Il s'agit de donner une base légale à ce que nous appelons
l'approche participative, qui consiste à faire participer les
populations aux processus décisionnels et de définition des
politiques pour mieux mettre en oeuvre celles-ci, car le développement
durable ne peut souffrir de la marginalisation d'une frange importante de la
population, au contraire il exige que les populations aient le sentiment
d'être un agent porteur de projets et non simple agent
d'exécution(25). Cette garantie doit être
assurée par l'adoption de différents textes de lois.
Mais avant tout, le processus de développement durable
implique une véritable politique d'information et de formation des
populations. La réussite d'une véritable implication de la
société civile se fonde sur la nécessité de
disposer d'une information environnementale techniquement fiable comme outil
indispensable à toute définition de politique de
réglementation, d'éducation et d'action. Pour ce faire, comme le
propose Emilienne Anikpo N'TAME, la meilleure manière de former le
citoyen au développement durable, c'est d'introduire l'environnement
dans tous les programmes d'enseignement de tous les cycles mais aussi les
programmes de formation multimédias pour l'ensemble de la
population(26).
(24) CMED, op cit, page 73.
(25) Emilienne Anikpo N'TAME, op cit page 238.
(26) Op cit page 239
Seulement, la mise en oeuvre de tout ce que nous venons de
voir paraîtra de prime à bord comme "suicidaire" pour la
majorité d'Etats africains, parce qu'en dehors du fait que certaines
mesures paraissent limiter le processus de développement auquel s'engage
l'Afrique, la facture de leur mise en oeuvre nécessite d'énorme
sacrifices.
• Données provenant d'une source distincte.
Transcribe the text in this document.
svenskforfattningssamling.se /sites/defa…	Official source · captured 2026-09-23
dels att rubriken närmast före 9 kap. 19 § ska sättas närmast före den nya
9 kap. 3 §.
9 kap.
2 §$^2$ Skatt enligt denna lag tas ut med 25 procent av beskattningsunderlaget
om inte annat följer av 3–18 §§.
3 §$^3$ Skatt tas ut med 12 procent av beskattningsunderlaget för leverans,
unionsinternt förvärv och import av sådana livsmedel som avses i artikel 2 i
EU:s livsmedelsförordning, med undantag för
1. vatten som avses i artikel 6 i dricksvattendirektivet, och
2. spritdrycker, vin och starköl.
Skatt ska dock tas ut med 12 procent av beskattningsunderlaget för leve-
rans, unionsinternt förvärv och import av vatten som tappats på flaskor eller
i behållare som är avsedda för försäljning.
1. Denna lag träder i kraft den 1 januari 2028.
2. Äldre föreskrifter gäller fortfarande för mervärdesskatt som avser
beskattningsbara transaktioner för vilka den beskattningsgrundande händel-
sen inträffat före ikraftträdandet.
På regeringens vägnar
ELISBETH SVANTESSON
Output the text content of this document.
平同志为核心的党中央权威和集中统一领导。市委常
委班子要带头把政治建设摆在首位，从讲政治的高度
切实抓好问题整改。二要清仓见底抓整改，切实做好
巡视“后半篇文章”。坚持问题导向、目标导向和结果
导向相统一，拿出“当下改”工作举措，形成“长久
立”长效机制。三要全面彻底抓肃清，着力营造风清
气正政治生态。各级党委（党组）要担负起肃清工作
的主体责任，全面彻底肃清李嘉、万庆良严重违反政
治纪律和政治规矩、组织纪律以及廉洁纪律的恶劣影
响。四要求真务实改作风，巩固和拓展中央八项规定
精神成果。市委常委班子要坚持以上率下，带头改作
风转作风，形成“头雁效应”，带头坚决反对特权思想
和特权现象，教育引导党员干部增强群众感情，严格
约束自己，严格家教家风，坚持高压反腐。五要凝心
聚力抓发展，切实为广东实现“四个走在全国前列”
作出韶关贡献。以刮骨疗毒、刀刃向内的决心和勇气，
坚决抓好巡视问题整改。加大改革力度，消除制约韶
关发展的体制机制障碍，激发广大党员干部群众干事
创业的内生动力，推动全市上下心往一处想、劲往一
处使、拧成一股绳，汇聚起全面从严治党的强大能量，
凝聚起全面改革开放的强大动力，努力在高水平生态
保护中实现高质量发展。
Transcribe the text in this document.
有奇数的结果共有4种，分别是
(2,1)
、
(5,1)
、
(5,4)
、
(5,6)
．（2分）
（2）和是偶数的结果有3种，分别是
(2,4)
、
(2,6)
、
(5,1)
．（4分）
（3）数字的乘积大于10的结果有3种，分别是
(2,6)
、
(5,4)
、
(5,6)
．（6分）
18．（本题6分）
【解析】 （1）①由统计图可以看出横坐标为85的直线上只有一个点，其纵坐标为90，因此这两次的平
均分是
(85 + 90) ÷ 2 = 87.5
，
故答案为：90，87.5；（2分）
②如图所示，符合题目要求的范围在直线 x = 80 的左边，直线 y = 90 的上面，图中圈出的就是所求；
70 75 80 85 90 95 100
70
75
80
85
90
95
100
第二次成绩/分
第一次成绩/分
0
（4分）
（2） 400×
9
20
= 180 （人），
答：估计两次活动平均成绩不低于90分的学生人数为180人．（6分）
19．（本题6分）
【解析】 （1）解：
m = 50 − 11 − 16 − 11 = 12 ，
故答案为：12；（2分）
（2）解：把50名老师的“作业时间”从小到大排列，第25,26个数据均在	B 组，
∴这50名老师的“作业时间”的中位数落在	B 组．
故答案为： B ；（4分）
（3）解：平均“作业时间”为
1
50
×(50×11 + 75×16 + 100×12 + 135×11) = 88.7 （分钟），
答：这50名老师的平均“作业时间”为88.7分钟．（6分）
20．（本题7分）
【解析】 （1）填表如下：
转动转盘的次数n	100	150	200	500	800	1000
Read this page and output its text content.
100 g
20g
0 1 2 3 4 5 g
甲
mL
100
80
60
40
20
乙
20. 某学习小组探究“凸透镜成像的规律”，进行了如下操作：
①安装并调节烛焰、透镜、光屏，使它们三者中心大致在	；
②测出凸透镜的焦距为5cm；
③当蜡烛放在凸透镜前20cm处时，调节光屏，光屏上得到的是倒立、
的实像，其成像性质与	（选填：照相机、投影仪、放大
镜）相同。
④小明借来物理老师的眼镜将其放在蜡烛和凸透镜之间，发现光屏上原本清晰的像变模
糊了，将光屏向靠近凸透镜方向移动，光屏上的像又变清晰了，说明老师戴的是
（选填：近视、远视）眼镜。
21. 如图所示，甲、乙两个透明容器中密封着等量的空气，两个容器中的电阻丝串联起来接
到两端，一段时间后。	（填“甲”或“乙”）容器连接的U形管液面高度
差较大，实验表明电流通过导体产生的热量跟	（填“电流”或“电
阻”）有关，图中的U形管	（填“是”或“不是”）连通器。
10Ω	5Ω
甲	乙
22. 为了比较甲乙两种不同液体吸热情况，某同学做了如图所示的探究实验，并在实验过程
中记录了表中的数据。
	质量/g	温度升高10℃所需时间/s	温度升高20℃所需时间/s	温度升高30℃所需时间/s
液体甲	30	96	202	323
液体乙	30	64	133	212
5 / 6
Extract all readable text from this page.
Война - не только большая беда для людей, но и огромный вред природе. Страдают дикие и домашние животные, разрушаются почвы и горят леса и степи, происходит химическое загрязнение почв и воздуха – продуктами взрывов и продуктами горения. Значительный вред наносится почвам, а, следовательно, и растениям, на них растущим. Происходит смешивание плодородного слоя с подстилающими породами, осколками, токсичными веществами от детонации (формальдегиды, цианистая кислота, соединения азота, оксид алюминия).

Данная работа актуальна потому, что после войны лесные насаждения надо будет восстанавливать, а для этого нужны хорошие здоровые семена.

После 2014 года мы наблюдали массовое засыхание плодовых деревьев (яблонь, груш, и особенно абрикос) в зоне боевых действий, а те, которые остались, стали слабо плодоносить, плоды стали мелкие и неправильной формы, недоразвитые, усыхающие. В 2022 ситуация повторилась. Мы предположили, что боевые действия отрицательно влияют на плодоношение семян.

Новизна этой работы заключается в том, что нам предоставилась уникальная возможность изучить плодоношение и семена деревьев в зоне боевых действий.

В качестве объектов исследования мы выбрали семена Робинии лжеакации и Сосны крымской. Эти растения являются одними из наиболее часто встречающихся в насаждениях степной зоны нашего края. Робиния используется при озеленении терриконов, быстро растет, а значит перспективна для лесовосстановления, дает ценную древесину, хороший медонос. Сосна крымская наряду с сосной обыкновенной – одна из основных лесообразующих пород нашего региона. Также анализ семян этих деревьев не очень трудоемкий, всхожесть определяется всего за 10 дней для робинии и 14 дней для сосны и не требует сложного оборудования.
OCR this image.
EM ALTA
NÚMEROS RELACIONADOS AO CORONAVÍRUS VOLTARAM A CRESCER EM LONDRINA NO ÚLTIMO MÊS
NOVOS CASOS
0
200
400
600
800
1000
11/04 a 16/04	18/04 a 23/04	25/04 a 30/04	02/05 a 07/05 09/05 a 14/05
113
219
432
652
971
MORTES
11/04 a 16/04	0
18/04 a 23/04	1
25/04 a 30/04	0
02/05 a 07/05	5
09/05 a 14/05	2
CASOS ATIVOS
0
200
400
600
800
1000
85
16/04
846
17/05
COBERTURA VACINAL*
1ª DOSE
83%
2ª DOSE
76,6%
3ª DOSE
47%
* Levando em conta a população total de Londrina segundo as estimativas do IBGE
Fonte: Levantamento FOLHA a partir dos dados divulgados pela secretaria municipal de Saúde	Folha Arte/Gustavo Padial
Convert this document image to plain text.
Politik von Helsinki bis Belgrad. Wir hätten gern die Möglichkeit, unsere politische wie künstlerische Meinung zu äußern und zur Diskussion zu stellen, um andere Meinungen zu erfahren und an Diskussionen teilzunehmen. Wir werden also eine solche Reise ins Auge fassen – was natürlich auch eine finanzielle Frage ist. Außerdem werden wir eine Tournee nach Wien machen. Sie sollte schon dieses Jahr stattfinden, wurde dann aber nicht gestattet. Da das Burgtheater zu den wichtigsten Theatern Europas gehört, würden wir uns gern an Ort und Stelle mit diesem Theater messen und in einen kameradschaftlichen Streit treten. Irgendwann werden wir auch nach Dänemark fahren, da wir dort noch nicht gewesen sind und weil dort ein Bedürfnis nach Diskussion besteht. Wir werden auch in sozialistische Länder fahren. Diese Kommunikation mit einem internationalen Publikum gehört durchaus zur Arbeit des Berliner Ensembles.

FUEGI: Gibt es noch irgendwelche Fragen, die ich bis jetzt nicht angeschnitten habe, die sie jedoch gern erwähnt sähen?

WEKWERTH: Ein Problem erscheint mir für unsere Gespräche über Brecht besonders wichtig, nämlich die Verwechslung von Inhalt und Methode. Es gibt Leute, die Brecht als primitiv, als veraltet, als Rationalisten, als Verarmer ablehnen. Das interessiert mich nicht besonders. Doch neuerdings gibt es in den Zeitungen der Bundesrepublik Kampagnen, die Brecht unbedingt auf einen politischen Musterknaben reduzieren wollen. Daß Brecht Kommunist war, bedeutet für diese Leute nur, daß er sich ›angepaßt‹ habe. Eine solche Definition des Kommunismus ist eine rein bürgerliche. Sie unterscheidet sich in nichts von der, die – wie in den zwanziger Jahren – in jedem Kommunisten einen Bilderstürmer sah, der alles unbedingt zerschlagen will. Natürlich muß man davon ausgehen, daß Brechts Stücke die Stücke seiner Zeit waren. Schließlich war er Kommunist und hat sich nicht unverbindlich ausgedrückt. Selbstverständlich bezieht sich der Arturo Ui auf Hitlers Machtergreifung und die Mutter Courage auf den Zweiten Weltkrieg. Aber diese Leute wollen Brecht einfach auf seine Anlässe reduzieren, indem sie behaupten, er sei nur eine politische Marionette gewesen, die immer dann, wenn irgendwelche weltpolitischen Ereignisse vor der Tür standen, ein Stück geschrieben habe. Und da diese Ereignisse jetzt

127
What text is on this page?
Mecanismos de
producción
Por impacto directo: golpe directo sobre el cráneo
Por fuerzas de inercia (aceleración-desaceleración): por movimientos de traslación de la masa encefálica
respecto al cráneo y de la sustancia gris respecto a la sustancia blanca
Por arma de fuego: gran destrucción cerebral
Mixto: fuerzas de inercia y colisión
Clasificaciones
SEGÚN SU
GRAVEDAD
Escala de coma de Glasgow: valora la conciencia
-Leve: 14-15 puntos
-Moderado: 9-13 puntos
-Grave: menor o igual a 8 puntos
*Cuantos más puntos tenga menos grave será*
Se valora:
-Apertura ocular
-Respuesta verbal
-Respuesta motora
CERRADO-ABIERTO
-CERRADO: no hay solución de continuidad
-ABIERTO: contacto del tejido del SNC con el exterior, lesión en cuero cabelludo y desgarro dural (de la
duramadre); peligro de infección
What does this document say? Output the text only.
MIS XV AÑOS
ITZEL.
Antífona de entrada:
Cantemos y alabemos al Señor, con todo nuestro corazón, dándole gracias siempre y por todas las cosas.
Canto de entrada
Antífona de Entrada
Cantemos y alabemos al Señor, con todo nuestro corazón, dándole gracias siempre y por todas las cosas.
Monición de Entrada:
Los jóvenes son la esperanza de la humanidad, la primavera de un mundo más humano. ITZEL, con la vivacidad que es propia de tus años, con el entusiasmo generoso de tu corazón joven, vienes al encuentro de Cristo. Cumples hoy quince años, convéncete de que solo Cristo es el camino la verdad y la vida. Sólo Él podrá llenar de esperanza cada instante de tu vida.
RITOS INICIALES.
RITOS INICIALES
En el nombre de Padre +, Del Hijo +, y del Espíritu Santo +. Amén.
C'est ce qui a fait que, tout au départ, le
développement durable a rencontré la résistance des pays
du Sud et particulièrement l'Inde et la Malaisie, refusant de payer les
factures du développement durable. L'Afrique subsaharienne quant
à elle a manifesté une certaine froideur à l'idée
du développement durable avant de l'accepter comme défi mondial,
non en toute conscience mais surtout du fait de certaines pesanteurs
politico-financières.
DEUXIEME CHAPITRE:
DU DESACCORD A L'ADHESION DE L'AFRIQUE
SUBSAHARIENNE
" Ecodéveloppement? oui. A condition qu'on y
rencontre l'homme au début, au milieu et à la fin....Et que les
arbres ne nous empêchent pas de voir l'immense forêt des
humains"
Joseph Ki ZERBO *
Aussitôt après son lancement, le
développement durable était perçu par le Sud et l'Afrique
subsaharienne comme une préoccupation essentiellement occidentale.
Comment ne pas le croire lorsqu'on sait que la crise de l'environnement est en
grande partie l'autre revers du modèle macroéconomique des pays
industrialisés. De ce fait, l'Afrique subsaharienne déjà
plongée dans une entreprise visant à mettre en place une
infrastructure industrielle à l'image du Nord n'entendra pas renoncer
à ses ambitions pour se lancer dans une autre aventure, celle du
développement durable. De cette attitude s'en est suivie une "guerre
d'accusation" sur les responsabilités de la dégradation de la
planète. Certains observateurs verront dans cette "guerre" le spectre
d'une ingérence écologique de la part des Etats occidentaux.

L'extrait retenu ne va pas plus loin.